The title of Antonino D’Ambrosio’s Let Fury Have the Hour takes off from a lyric from “Clampdown,” a song from the Clash’s 1979 masterpiece London Calling: “Let fury have the hour/Anger can be power/Do you know that you can use it?” D’Ambrosio’s film, a kind of cinematic companion piece to the book of the same name that he compiled and edited, is an unabashed celebration of the ethos punk rock represents: the power of art not only to express one’s own dissatisfaction with established societal norms, but to also channel that anger constructively to provoke new ways of thinking in others and jump-start change. It’s deeply ironic, then, that this message is the driving force of a film that mostly preaches to a choir rather than inspiring genuine mind-opening thought.

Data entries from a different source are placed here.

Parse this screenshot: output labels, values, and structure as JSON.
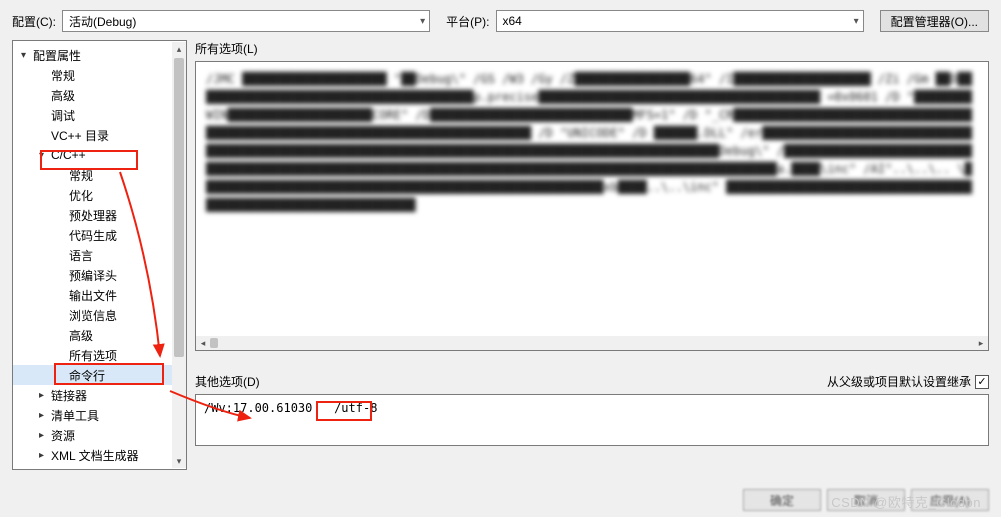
{
  "toolbar": {
    "config_label": "配置(C):",
    "config_value": "活动(Debug)",
    "platform_label": "平台(P):",
    "platform_value": "x64",
    "manager_button": "配置管理器(O)..."
  },
  "tree": {
    "items": [
      {
        "label": "配置属性",
        "depth": 0,
        "expander": "▾",
        "selected": false
      },
      {
        "label": "常规",
        "depth": 1,
        "expander": "",
        "selected": false
      },
      {
        "label": "高级",
        "depth": 1,
        "expander": "",
        "selected": false
      },
      {
        "label": "调试",
        "depth": 1,
        "expander": "",
        "selected": false
      },
      {
        "label": "VC++ 目录",
        "depth": 1,
        "expander": "",
        "selected": false
      },
      {
        "label": "C/C++",
        "depth": 1,
        "expander": "▾",
        "selected": false
      },
      {
        "label": "常规",
        "depth": 2,
        "expander": "",
        "selected": false
      },
      {
        "label": "优化",
        "depth": 2,
        "expander": "",
        "selected": false
      },
      {
        "label": "预处理器",
        "depth": 2,
        "expander": "",
        "selected": false
      },
      {
        "label": "代码生成",
        "depth": 2,
        "expander": "",
        "selected": false
      },
      {
        "label": "语言",
        "depth": 2,
        "expander": "",
        "selected": false
      },
      {
        "label": "预编译头",
        "depth": 2,
        "expander": "",
        "selected": false
      },
      {
        "label": "输出文件",
        "depth": 2,
        "expander": "",
        "selected": false
      },
      {
        "label": "浏览信息",
        "depth": 2,
        "expander": "",
        "selected": false
      },
      {
        "label": "高级",
        "depth": 2,
        "expander": "",
        "selected": false
      },
      {
        "label": "所有选项",
        "depth": 2,
        "expander": "",
        "selected": false
      },
      {
        "label": "命令行",
        "depth": 2,
        "expander": "",
        "selected": true
      },
      {
        "label": "链接器",
        "depth": 1,
        "expander": "▸",
        "selected": false
      },
      {
        "label": "清单工具",
        "depth": 1,
        "expander": "▸",
        "selected": false
      },
      {
        "label": "资源",
        "depth": 1,
        "expander": "▸",
        "selected": false
      },
      {
        "label": "XML 文档生成器",
        "depth": 1,
        "expander": "▸",
        "selected": false
      }
    ]
  },
  "right": {
    "all_options_label": "所有选项(L)",
    "all_options_text": "/JMC ████████████████████ \"██Debug\\\" /GS /W3 /Gy /Z████████████████64\" /I███████████████████ /Zi\n/Gm ██D███████████████████████████████████████p.precise███████████████████████████████████████ =0x0601 /D \"████████WIN████████████████████CORE\" /D████████████████████████████MFS=1\" /D\n\"_CR██████████████████████████████████████████████████████████████████████████████ /D \"UNICODE\" /D ██████.DLL\"\n/er████████████████████████████████████████████████████████████████████████████████████████████████████Debug\\\"\n/█████████████████████████████████████████████████████████████████████████████████████████████████████████a.████\\inc\" /AI\"..\\..\\..\n\\████████████████████████████████████████████████████████xb████..\\..\\inc\" ███████████████████████████████████████████████████████████████",
    "other_options_label": "其他选项(D)",
    "inherit_label": "从父级或项目默认设置继承",
    "inherit_checked": true,
    "other_options_value_1": "/Wv:17.00.61030",
    "other_options_value_2": "/utf-8"
  },
  "buttons": {
    "ok": "确定",
    "cancel": "取消",
    "apply": "应用(A)"
  },
  "watermark": "CSDN @欧特克_Glodon"
}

D’Ambrosio’s debut feature isn’t just a collection of interviews with various artists; it also offers historical context in which to situate their brands of creative activism. The filmmaker traces the rise of the creative counterculture he sees today back to the 1980s, with the rise of both Ronald Reagan and Margaret Thatcher and the turn toward individualism and consumerism that came about during their respective reigns—a stark contrast to the sense of solidarity that was prominent during the Depression and post-World War II eras. Amid the reactionary soullessness of the ’80s, an underground movement that D’Ambrosio calls “creative response” formed during this time, a group of artists of different stripes devoting themselves to having their voices of protest heard as loudly and vehemently as possible. D’Ambrosio not only asks many of these artists about the art they create, but also about their influences; thus, the film is also in part a rough history of underground art from the ’60s, ’70s, and ’80s, covering the likes of punk rock, reggae, hip-hop, and street art, among others.
On a political level, Let Fury Have the Hour is far from a Godardian dialectic, so the view of history that emerges is, to say the least, blinkered—predictably left-leaning in ways that seem to be shared universally by all the artists and critics D’Ambrosio interviews. This one-sided view of history was probably unavoidable, but it also suggests a film that will ultimately play more as a confirmation of one’s biases than as the kind of challenge to preconceived notions that its interview subjects regularly issue to their audiences; those who aren’t sympathetic to its liberal political bent will most likely find the film of limited interest (however exuberant its soundtrack). The film, then, plays best as a celebratory survey of an underground art scene D’Ambrosio clearly reveres—and for others, it may play as a nostalgia trip as well, with the likes of, say, the MC5’s Wayne Kramer and Public Enemy’s Chuck D weighing in on the proceedings as if elder statesman presiding over successors taking up causes they helped start. However it may play for different members of the audience, though, and as bracing as its message undoubtedly is, there’s no escaping the feel this film exudes of being little more than an 87-minute back-patting session.